Its worth a visit
Most of local Summer visitors in now but some omissions and numbers are down.
Now that it can be assumed that all the Summer visiting birds are back at their breeding sites one can asses how numbers and species can compare to previouse years.
Certainly there are some species which have just not turned up.Amongst these in my part of the Calder valley are the Cuckoo which is absent so far for the second year in a row.Up to 2 years ago we where lucky to have 2 birds patrolling the local Reed Warbler colonies which provided excellent breeding opportunities for them.2 places I have visited recently have both had Cuckoos one being at Swillington (2 birds just flying over and Fairburn where one of the Cuckoos there has been very obliging posturing for photographers at the Newton end of the Reserve.Theres a little time yet for our birds to appear but they are usualy singing localy by the 20th May.

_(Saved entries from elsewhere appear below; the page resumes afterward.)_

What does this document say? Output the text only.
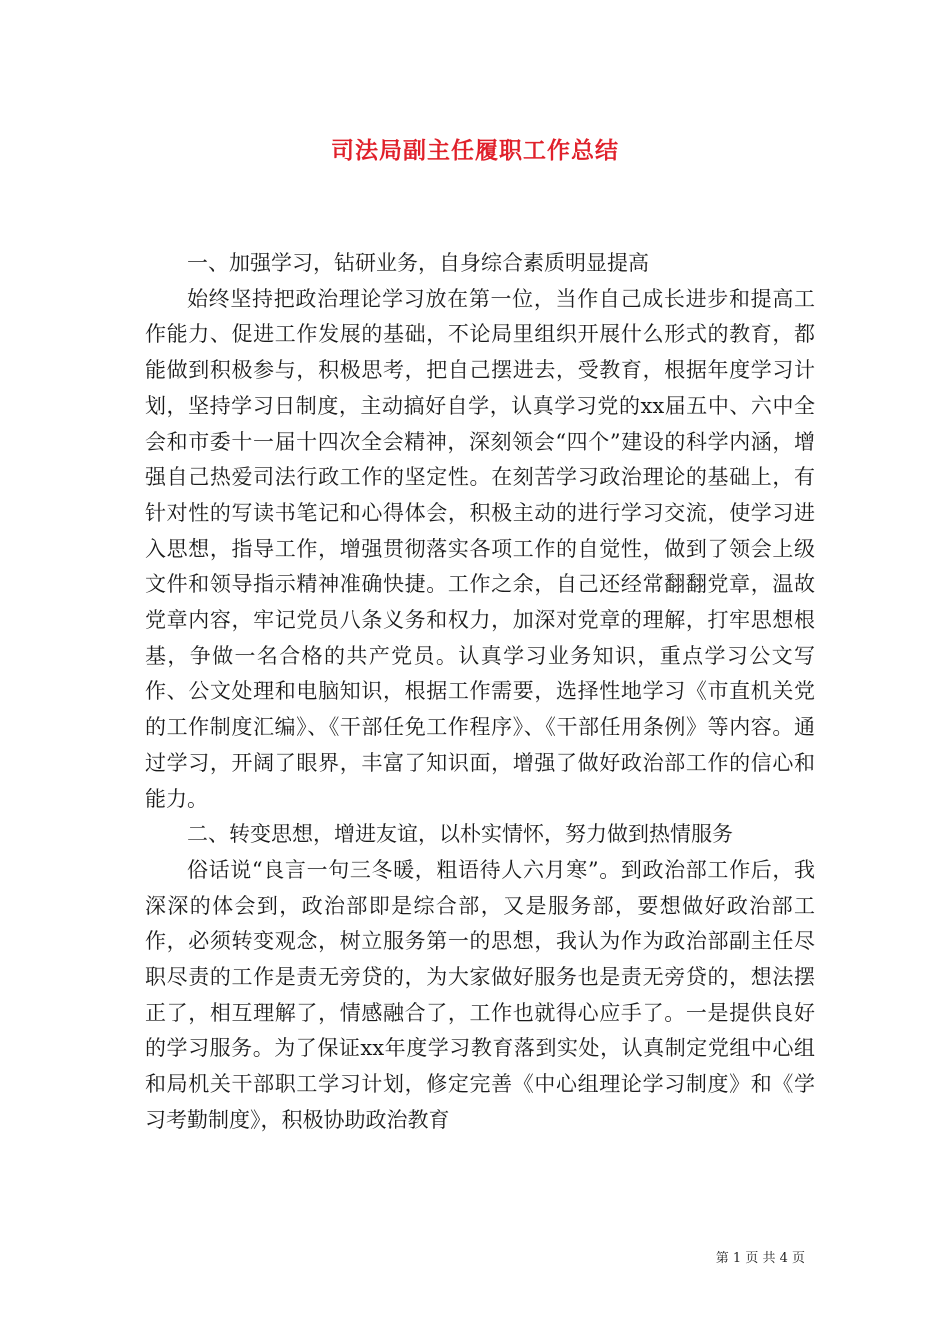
司法局副主任履职工作总结

一、加强学习，钻研业务，自身综合素质明显提高

始终坚持把政治理论学习放在第一位，当作自己成长进步和提高工作能力、促进工作发展的基础，不论局里组织开展什么形式的教育，都能做到积极参与，积极思考，把自己摆进去，受教育，根据年度学习计划，坚持学习日制度，主动搞好自学，认真学习党的xx届五中、六中全会和市委十一届十四次全会精神，深刻领会“四个”建设的科学内涵，增强自己热爱司法行政工作的坚定性。在刻苦学习政治理论的基础上，有针对性的写读书笔记和心得体会，积极主动的进行学习交流，使学习进入思想，指导工作，增强贯彻落实各项工作的自觉性，做到了领会上级文件和领导指示精神准确快捷。工作之余，自己还经常翻翻党章，温故党章内容，牢记党员八条义务和权力，加深对党章的理解，打牢思想根基，争做一名合格的共产党员。认真学习业务知识，重点学习公文写作、公文处理和电脑知识，根据工作需要，选择性地学习《市直机关党的工作制度汇编》、《干部任免工作程序》、《干部任用条例》等内容。通过学习，开阔了眼界，丰富了知识面，增强了做好政治部工作的信心和能力。

二、转变思想，增进友谊，以朴实情怀，努力做到热情服务

俗话说“良言一句三冬暖，粗语待人六月寒”。到政治部工作后，我深深的体会到，政治部即是综合部，又是服务部，要想做好政治部工作，必须转变观念，树立服务第一的思想，我认为作为政治部副主任尽职尽责的工作是责无旁贷的，为大家做好服务也是责无旁贷的，想法摆正了，相互理解了，情感融合了，工作也就得心应手了。一是提供良好的学习服务。为了保证xx年度学习教育落到实处，认真制定党组中心组和局机关干部职工学习计划，修定完善《中心组理论学习制度》和《学习考勤制度》，积极协助政治教育

第 1 页 共 4 页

Lesser Whitethroats has been a predictable species around Ossett and Dewsbury in previouse years but so far none have appeared.We usualy have 1 or 2 singing Grasshoper Warblers along the river bank between Ossett and Dewsbury but again not this year fo far.
Not all bad news though a brand new Sand Martin site had 72 newly created nesting holes though it is difficult to estimate how many of these are being used(birds appear to be on eggs at the present time) there was at least 42 pairs on the site in late April.
There are now 14 pairs of Reed Warblers around the dewsbury sewage works/Kerries foods area and Whitethroat numbers appear to have remained similar to previouse years.5 pairs of Canada Geese have hatched young around the Mill Bank area and Little Grebes are again nesting in the Earlsheaton area.For the first time a pair of Kestrels are nesting in a box in Ossett and hopefully our single pair of Barn Owls will again be succesfull.Common Buzzards are again obviously present at 4 sites with their displays.
Egg predation is a big concern with at least a hundred Carrion Crows around the lower Pildacre fields Most of them are split into small groups and are stationed above known nesting sites just waiting for unspecting birds to be flushed from the nest so they can swoop down and grab the eggs.